Jea. Perempuan lembut yang belakangan rada labil. Kadang dia begitu cerianya. Namun bisa tiba-tiba berwajah cemberut. Moodnya buruk banget. Naik turun kayak roller coaster yang teralinya rusak.
Seperti Senin pagi itu.
Handphone bergetar bertalu di atas meja lampu. Agak berat kubuka dua mata indahku (kata Jea, mataku indah. Asik).
Jea, batinku dengan mata terpicing.
Kulihat weker.
"Masih jam lima kurang," kataku berbisik sendiri.
Agak malas-malasan, kuraih juga handphone yang tak jauh dari weker.
"Iyah sayang?"
"Jemput aku sekarang sayang. Kangen," kata dia seenaknya.
"Heh. Ini masih subuh loh sayangku," balasku.
"Gak urus. jemput. Gak pake lama. Aku udah di teras nunggu nih," balasnya.
Nah ! Kan! Hebat kan kekasihku itu. Super duper hebatnya. Tak ada kata penolakan yang bakal lolos ketika dia menginginkan apapun. Tak peduli apakah aku mampu atau tidak untuk menuruti permintaannya.
"Mau kemana sih pagi gini? Masih gelap loh sayang," kataku dan berharap dia mau berubah fikiran.
"Gak! Jemput sekarang. Gak mau tau. Jemput sekarang," katanya ketus.
"Iyah...iyah. Aku jemput. Aku mandi dulu,"
"Gak pake mandi. Jemput sekarang,"
"Iyah aku jemput sekarang,"
Dan dengan gerakan buru-buru, aku bangkit dari tidur. Cuci muka dan berganti pakaian.
Kurang 15 menit, aku tiba. Di teras, sudah ada Jea mendekap tubuhnya sendiri.
"Sayang," sapaku.
"Aku pengen ke pantai," balasnya.
"Ini masih pagi banget sayangku. Gak di pantai aja, udah dingin begini," timpalku.
"Yah dipeluk kan. Biar gak dingin," kata dia sekenanya.
Ah, sudahlah. Debat dengan Jea, bahkan berabad-abad waktupun tak cukup. Menang gak, capek iyah.
Motor kukendarai dengan laju lebih pelan kali ini. Jalan pun masih lengang. Lampu-lampu jalan masih memamerkan cahayanya. Bahkan masih terlihat beberapa mata bintang berkelip.
"Aku kangen," katanya. Pelukannya begitu erat hingga sempat terasa sesak aku.
"Aku gak tau, kok belakangan pengen kayak gini terus ama kamu," katanya lagi.
Kusimpan senyum tanpa menimpali.
"Aku tiba-tiba takut kehilangan kamu," katanya lirih.
Tangan kiri refleks bergerak mengusap bahu tangannya, yang masih memeluk melingkari perut.

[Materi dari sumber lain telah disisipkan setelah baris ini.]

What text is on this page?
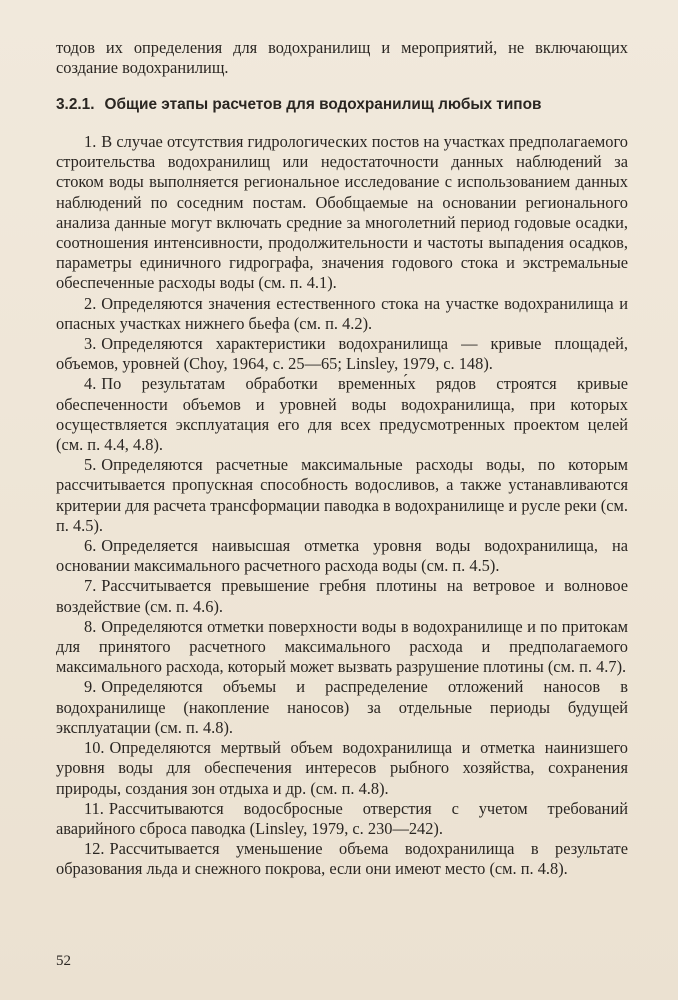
тодов их определения для водохранилищ и мероприятий, не включающих создание водохранилищ.

3.2.1. Общие этапы расчетов для водохранилищ любых типов

1. В случае отсутствия гидрологических постов на участках предполагаемого строительства водохранилищ или недостаточности данных наблюдений за стоком воды выполняется региональное исследование с использованием данных наблюдений по соседним постам. Обобщаемые на основании регионального анализа данные могут включать средние за многолетний период годовые осадки, соотношения интенсивности, продолжительности и частоты выпадения осадков, параметры единичного гидрографа, значения годового стока и экстремальные обеспеченные расходы воды (см. п. 4.1).

2. Определяются значения естественного стока на участке водохранилища и опасных участках нижнего бьефа (см. п. 4.2).

3. Определяются характеристики водохранилища — кривые площадей, объемов, уровней (Choy, 1964, с. 25—65; Linsley, 1979, с. 148).

4. По результатам обработки временны́х рядов строятся кривые обеспеченности объемов и уровней воды водохранилища, при которых осуществляется эксплуатация его для всех предусмотренных проектом целей (см. п. 4.4, 4.8).

5. Определяются расчетные максимальные расходы воды, по которым рассчитывается пропускная способность водосливов, а также устанавливаются критерии для расчета трансформации паводка в водохранилище и русле реки (см. п. 4.5).

6. Определяется наивысшая отметка уровня воды водохранилища, на основании максимального расчетного расхода воды (см. п. 4.5).

7. Рассчитывается превышение гребня плотины на ветровое и волновое воздействие (см. п. 4.6).

8. Определяются отметки поверхности воды в водохранилище и по притокам для принятого расчетного максимального расхода и предполагаемого максимального расхода, который может вызвать разрушение плотины (см. п. 4.7).

9. Определяются объемы и распределение отложений наносов в водохранилище (накопление наносов) за отдельные периоды будущей эксплуатации (см. п. 4.8).

10. Определяются мертвый объем водохранилища и отметка наинизшего уровня воды для обеспечения интересов рыбного хозяйства, сохранения природы, создания зон отдыха и др. (см. п. 4.8).

11. Рассчитываются водосбросные отверстия с учетом требований аварийного сброса паводка (Linsley, 1979, с. 230—242).

12. Рассчитывается уменьшение объема водохранилища в результате образования льда и снежного покрова, если они имеют место (см. п. 4.8).

52
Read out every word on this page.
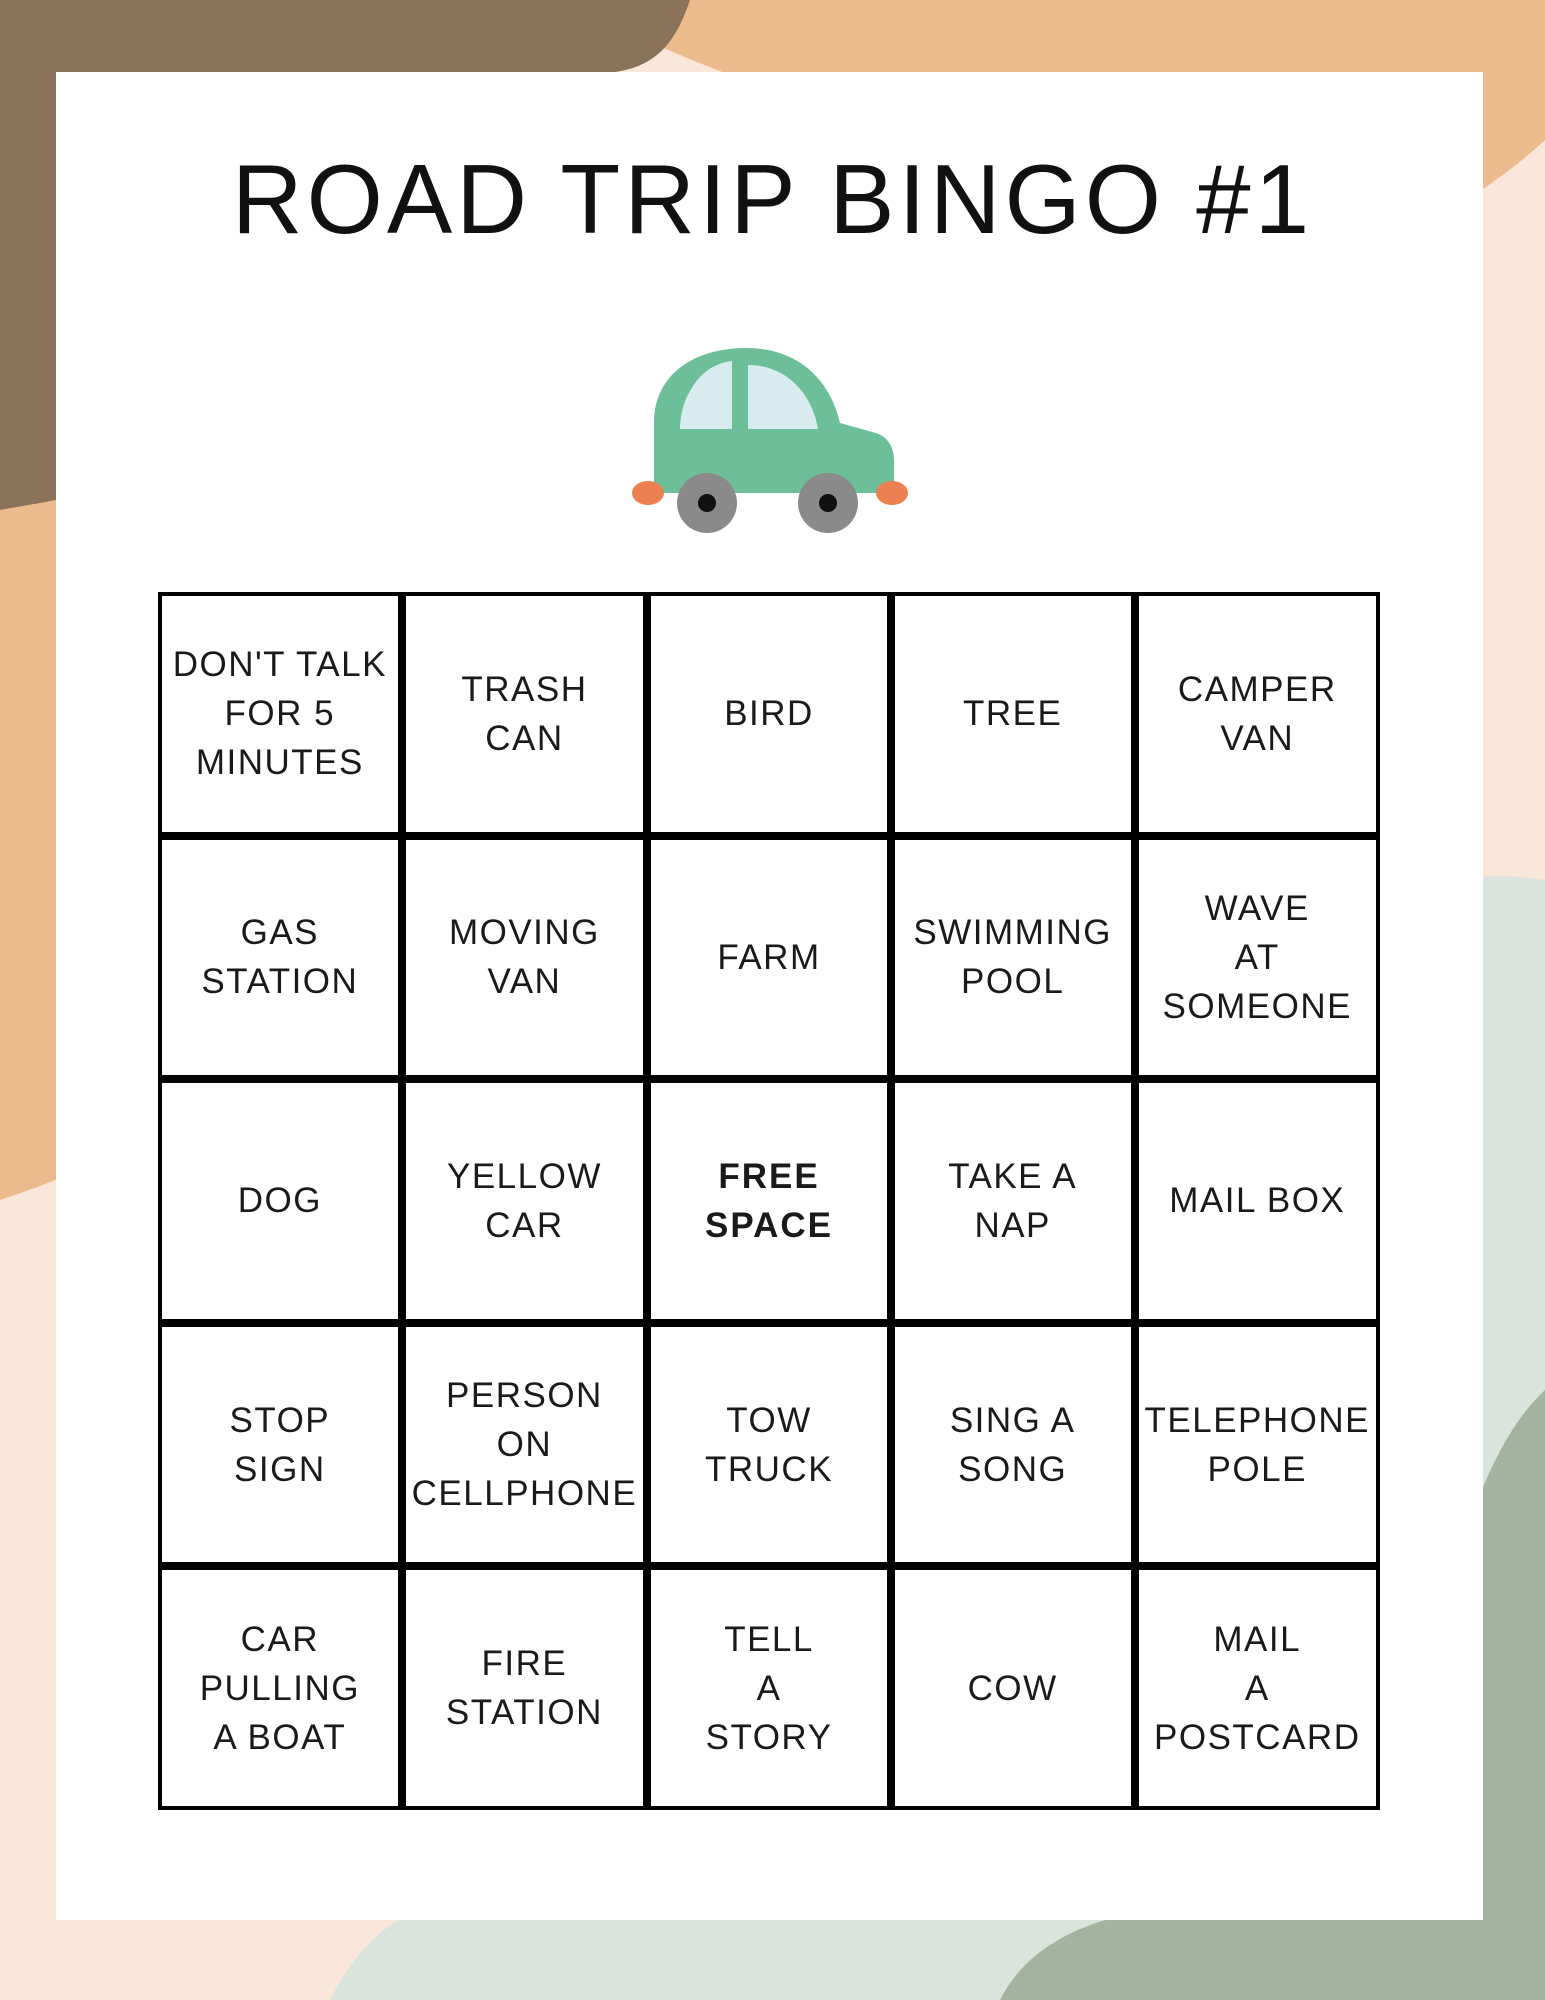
ROAD TRIP BINGO #1
DON'T TALK
FOR 5
MINUTES
TRASH
CAN
BIRD	TREE
CAMPER
VAN
GAS
STATION
MOVING
VAN
FARM
SWIMMING
POOL
WAVE
AT
SOMEONE
DOG
YELLOW
CAR
FREE
SPACE
TAKE A
NAP
MAIL BOX
STOP
SIGN
PERSON
ON
CELLPHONE
TOW
TRUCK
SING A
SONG
TELEPHONE
POLE
CAR
PULLING
A BOAT
FIRE
STATION
TELL
A
STORY
COW
MAIL
A
POSTCARD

"Aku ada. Akan selalu ada buat kamu. Gak akan ke mana-mana. Dan akan kemanapun menemani kamu," balasku.
Pelukan Jea makin erat.
Penghujung malam yang syahdu. Aku bahkan ingin waktu seperti ini berjalan panjang dan panjang. Andai bisa, ingin menghentikan waktu, agar bisa semakin lama aku dengan perempuanku.
Jea terkadang menjadi begitu manja. Manja yang teramat sangat. Manja yang teramat aku suka. Saat begitu, dia jadi begitu tenang. Tanpa reaksi yang meledak-ledak, seperti ketika tiba-tiba dia berubah menjadi begitu tak biasa.
Udara subuh yang dingin, tak terasa oleh pelukan perempuanku. Aku bahkan menikmati semesta yang masih pulas.
Aku lupa, kapan terakhir menikmati damai seperti ini. Betul-betul damai. Yang ada, hanya nyanyian angin yang tak begitu gaduh.